There are four main IP rights: patents, trademarks, designs and copyright. IP protection has significant importance to the life sciences sector, as it offers protection against the copying of integral information, for example databases, software coding, and reports.
By far the most important IP rights in life sciences relate to patents. Trademarks are also important, to differentiate a brand and generate customer loyalty. Copyright acts to protect a wide range of works, from software to reports.
Database rights are also of growing importance as life sciences organisations grow, with protection either through copyright or unregistered database right.
Patents
A patent is an IP right which protects technical innovations. It affords the patent owner protection by excluding others from making, using, or monetising an invention for a certain period of time. In exchange for this right, the applicant has to make full disclosure as to how the patent works.
In England and Wales, the Patents Act 1977 lays down four conditions that a patent application must meet before a patent can be granted. The invention must:
- Be new or novel;
- Involve an inventive step;
- Be capable of industrial application; and
- Not be excluded by the Patents Act.
It is important to remember that public disclosure of an invention will mean that it forms part of the “prior art”, resulting in a lack of novelty. Any disclosure of the invention must therefore be subject to the prior signing of an appropriate non-disclosure agreement.
The three most common grounds for attacking a patent application or patent are lack of novelty, obviousness (that is, there is an advance in the state of the art, but it is an obvious advance lacking any inventive step) and insufficiency.
Of particular concern to pharmaceutical companies, is that the treatment of a human or animal body by surgery or therapy and diagnostic methods practised on the body are excluded from patentability, but the exclusions do not apply to products (including compositions and substances) that are to be used in such methods.

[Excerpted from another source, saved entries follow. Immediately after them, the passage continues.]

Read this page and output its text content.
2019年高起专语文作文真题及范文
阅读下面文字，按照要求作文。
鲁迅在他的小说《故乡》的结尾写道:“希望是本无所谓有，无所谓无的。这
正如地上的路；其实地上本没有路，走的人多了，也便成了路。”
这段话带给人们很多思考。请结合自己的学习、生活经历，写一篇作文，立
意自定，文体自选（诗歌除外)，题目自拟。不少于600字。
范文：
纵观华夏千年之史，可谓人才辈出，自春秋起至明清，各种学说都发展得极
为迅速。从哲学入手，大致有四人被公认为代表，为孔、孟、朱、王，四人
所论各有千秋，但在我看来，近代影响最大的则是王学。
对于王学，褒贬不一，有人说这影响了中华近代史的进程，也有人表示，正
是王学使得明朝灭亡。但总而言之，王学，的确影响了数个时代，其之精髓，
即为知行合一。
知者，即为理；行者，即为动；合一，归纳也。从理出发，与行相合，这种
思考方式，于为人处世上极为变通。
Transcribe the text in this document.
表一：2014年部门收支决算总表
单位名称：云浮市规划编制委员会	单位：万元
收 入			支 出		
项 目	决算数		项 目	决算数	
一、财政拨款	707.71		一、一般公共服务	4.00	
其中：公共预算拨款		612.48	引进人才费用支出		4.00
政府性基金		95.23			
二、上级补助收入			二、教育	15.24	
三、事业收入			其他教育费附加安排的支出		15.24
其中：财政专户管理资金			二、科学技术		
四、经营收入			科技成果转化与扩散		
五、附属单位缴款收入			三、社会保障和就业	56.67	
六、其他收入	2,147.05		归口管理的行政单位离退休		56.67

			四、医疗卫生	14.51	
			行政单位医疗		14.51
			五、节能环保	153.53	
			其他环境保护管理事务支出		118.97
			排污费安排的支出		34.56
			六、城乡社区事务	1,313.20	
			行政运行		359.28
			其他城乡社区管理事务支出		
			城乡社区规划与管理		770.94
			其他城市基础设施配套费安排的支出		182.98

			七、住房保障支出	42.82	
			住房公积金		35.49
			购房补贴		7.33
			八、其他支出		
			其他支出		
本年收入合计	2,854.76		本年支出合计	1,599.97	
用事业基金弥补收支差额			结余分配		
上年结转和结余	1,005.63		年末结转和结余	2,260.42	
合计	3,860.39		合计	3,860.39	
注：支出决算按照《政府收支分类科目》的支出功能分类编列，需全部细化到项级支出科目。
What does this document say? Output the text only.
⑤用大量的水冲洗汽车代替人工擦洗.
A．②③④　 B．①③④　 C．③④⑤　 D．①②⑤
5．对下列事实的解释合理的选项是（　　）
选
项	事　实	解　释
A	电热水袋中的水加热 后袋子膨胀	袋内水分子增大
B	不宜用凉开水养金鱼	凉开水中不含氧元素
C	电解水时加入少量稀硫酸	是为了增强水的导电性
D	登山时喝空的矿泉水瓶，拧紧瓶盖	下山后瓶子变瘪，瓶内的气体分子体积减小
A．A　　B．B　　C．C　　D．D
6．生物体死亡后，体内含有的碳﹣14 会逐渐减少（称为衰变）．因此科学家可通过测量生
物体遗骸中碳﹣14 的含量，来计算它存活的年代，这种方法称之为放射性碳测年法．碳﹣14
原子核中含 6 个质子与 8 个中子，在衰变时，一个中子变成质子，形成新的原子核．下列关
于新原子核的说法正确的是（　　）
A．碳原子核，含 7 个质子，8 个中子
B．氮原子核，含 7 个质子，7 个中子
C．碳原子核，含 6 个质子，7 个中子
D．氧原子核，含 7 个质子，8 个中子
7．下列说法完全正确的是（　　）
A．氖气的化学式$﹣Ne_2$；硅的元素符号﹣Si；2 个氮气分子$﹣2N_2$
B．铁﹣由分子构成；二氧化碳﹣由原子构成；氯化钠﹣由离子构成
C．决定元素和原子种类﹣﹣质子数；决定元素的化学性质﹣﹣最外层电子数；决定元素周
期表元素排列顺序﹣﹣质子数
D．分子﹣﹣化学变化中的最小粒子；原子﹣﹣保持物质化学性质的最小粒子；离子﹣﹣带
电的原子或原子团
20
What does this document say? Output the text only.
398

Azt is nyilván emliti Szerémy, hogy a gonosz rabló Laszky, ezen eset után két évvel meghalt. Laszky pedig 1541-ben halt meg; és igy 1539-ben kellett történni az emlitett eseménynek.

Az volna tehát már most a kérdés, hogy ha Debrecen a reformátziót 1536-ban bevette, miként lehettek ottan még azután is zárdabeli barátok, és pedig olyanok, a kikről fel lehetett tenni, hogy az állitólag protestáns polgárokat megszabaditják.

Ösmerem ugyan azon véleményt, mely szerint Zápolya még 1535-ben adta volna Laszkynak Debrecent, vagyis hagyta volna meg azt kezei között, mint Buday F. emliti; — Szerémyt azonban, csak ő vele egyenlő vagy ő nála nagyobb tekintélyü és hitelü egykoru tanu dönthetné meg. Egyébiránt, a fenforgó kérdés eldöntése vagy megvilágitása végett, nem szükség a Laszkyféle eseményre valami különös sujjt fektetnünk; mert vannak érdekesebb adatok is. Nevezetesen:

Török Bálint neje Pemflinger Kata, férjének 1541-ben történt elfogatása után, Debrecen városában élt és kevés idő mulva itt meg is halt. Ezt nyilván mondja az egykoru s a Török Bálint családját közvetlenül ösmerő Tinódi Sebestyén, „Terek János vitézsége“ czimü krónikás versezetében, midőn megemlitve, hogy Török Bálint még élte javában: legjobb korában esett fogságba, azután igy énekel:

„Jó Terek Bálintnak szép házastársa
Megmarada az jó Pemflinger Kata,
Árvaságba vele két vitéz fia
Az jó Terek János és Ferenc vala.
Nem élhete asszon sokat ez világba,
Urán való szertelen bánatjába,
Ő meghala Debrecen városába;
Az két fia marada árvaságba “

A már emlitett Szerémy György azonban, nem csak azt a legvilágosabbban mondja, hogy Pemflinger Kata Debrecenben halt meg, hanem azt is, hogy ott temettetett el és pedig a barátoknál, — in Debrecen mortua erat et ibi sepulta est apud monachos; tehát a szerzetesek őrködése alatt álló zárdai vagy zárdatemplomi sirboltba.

In relation to the issue of novelty, the basic rules have been modified to a degree in the life sciences field. Where biological material is isolated from its natural environment or produced by using a technical process (for example, gene sequencing), it is possible for that to be regarded as an invention and potentially patentable.
Trademarks
Essentially, a trademark is a “badge of origin”, connecting a particular product or service with a specific business. In the field of life sciences, it is also generally regarded as a guarantee of quality.
In the UK, trademarks and service marks can be registered in a range of classes and can be renewed indefinitely. The Bass red triangle trademark, the first one registered in England, is still in existence.
Pharmaceutical product trademarks are subject to greater levels of regulation than trademarks for other products, so as to protect public health and safety.
Copyright IP rights
Copyright is the most flexible of IP rights, probably because it can arise automatically, without any registration requirements (this is not true for the US, which operates a copyright registration system).
The author of a work will be the first owner, except where the work was created in the course of employment (and there is no contrary agreement). This will need to be borne in mind when using contractors or self-employed consultants, because they will own the copyright in what they create, unless the rights are assigned.
Database IP rights
Often overlooked, database rights apply to collections of works, data or materials which are arranged in a systematic or methodical way and are individually accessible by electronic or other means.